Now testing values for the function...

$\displaystyle \begin{align*} f(-3) &= 4(-3) - (-3)^3 \\ &= -12 - (-27) \\ &= 27 - 12 \\ &= 15 \end{align*}$

so $\displaystyle 4x - x^3 > 0\textrm{ if } x < -2$ .

$\displaystyle \begin{align*}f(-1) &= 4(-1) - (-1)^3 \\ &= -4 - (-1) \\ &= 1 - 4 \\ &= -3\end{align*}$

so $\displaystyle 4x - x^3 < 0 \textrm{ if }-2 < x < 0$ .

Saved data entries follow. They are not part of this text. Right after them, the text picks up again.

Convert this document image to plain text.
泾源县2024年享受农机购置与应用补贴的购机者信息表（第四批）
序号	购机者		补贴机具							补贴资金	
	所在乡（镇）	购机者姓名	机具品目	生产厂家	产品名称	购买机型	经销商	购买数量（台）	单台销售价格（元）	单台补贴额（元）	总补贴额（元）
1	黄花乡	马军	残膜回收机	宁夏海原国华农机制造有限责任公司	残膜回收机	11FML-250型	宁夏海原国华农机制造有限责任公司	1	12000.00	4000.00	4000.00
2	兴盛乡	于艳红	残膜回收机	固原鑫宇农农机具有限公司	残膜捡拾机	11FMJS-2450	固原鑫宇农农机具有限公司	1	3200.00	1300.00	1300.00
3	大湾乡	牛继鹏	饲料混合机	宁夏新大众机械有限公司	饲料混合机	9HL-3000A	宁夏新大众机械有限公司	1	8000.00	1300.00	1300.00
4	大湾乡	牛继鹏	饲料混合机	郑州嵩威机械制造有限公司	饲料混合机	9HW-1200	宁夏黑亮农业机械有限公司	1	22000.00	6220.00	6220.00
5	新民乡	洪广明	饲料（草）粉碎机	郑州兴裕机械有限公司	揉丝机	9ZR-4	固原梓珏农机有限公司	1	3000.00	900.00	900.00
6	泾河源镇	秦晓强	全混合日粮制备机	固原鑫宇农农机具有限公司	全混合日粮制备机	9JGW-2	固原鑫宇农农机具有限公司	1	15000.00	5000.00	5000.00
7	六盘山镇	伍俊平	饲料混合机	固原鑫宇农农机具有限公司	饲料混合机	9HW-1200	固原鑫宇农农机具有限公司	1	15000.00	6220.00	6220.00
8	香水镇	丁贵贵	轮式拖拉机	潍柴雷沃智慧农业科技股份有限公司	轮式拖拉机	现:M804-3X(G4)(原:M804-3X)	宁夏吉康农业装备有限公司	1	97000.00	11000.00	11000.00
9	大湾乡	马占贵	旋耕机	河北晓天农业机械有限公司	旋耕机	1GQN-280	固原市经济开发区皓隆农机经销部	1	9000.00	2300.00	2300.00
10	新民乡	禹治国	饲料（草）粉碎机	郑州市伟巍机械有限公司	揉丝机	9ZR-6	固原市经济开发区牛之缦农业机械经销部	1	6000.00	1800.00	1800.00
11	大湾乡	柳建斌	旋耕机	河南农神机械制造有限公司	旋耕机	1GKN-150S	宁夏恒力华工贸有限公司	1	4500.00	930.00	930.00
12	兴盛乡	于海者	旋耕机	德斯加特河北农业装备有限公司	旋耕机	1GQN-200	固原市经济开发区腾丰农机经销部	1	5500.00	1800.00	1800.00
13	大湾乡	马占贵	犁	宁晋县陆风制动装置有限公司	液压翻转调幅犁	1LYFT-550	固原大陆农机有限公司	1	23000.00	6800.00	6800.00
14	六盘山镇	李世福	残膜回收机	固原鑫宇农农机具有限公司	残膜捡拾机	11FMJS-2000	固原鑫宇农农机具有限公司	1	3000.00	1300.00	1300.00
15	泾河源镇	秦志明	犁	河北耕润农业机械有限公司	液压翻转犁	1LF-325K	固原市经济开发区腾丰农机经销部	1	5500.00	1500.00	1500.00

$\displaystyle \begin{align*} f(1) &= 4(1) - 1^3 \\ &= 4 - 1 \\ &= 3 \end{align*}$

so $\displaystyle 4x - x^3 > 0 \textrm{ if } 0 < x < 2$ .

$\displaystyle \begin{align*} f(3) &= 4(3) - 3^3 \\ &= 12 - 27 \\ &= -15 \end{align*}$

so $\displaystyle 4x - x^3 < 0 \textrm{ if } x > 2$ .

Therefore

$\displaystyle |4x - x^3| = \begin{cases} 4x - x^3 \textrm{ if }x \leq 2 \textrm{ or }0 \leq x \leq 2 \\ x^3 - 4x \textrm{ if }-2 < x < 0 \textrm{ or }x > 2 \end{cases}$
September 7th 2011, 07:13 AM
mathjeet

Re: A few questions involving square roots and inequalities

$\sqrt(x - 1) = \sqrt(1-x)$ is true only if x = 1 which is the solution.